O canoísta Fernando Pimenta recebeu hoje a medalha de mérito do município de Montemor-o-Velho, no distrito de Coimbra, onde conquistou os títulos mundiais de K1 1.000 e K1 5.000 metros no final de agosto.


A atribuição da medalha foi aprovada antes dos resultados do Mundial e esteve agendada para 08 de setembro, mas acabou por não ser entregue devido à indisponibilidade do atleta de Ponte de Lima.

“Não esperaram por eu ser campeão do mundo, acreditaram no meu trabalho e isso é um grande voto de confiança para mim”, disse hoje Fernando Pimenta, numa sessão informal nos Paços do Concelho de Montemor-o-Velho.

Foto: Facebook de Fernando Pimenta


Foto: Facebook de Fernando Pimenta


Foto: Facebook de Fernando Pimenta

Fernando Pimenta, tricampeão europeu em K1 1.000 metros, revalidou no dia 26 de agosto o título em K1 5.000 – distância não olímpica -, repetindo o êxito alcançado em Racice, na República Checa, em 2017, um dia depois de ter alcançado o ouro em K1 1.000 pela primeira vez.

Na sessão, o canoísta salientou: “É uma distinção importante, por ser no concelho onde cresci como atleta [no Centro Náutico] e do qual nunca mais me vou esquecer.”

“Agora, tenho de continuar a trabalhar”, sublinhou o atleta, que tem a esperança de “voltar a ter outro mundial como o de Montemor-o-Velho”.

O presidente do município de Montemor-o-Velho, Emílio Torrão, salientou a “humildade e dedicação” de Fernando Pimenta, que demonstrou “ser um grande campeão”, justificando a homenagem com o seu percurso desportivo e o facto de treinar no concelho e se integrar na comunidade.

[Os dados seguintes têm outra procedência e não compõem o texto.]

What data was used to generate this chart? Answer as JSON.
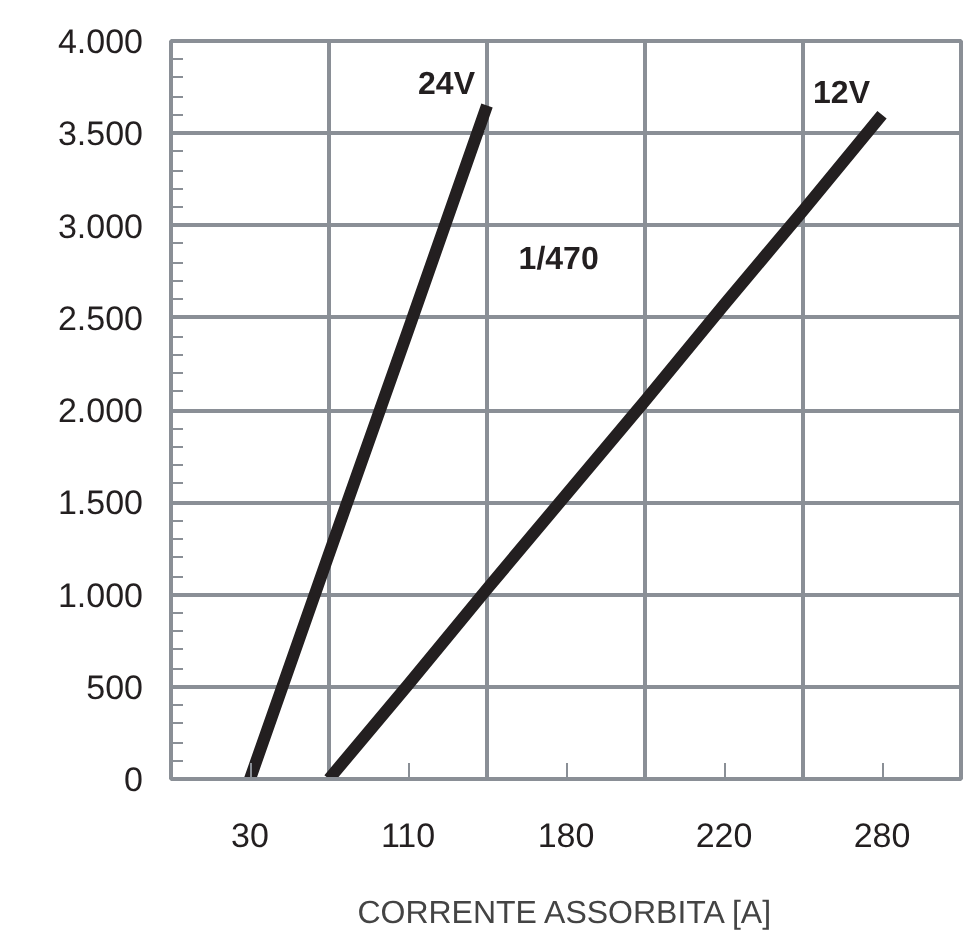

Além da distinção a Fernando Pimenta, o município de Montemor-o-Velho homenageou também a Federação Portuguesa de Canoagem e o seu presidente, Vítor Félix, pela organização do Mundial de canoagem de 2018, que foi considerado pela Federação Internacional como “o melhor de sempre”.

“Queremos enaltecer a federação pela excelente organização do mundial, empenho e trabalho em prol da canoagem portuguesa e do Centro Náutico de Montemor-o-Velho”, frisou Emílio Torrão.

A Federação Portuguesa de Canoagem entregou também aos Bombeiros Voluntários locais um donativo no valor de 1.610 euros, correspondente a 10% da receita de bilheteira da assistência do mundial.

Na sessão, foram ainda assinados contratos com 11 dos 15 jovens estudantes atletas de canoagem que treinam no Centro de Alto Rendimento de Montemor-o-Velho e que vão ocupar a residência universitária da canoagem do concelho.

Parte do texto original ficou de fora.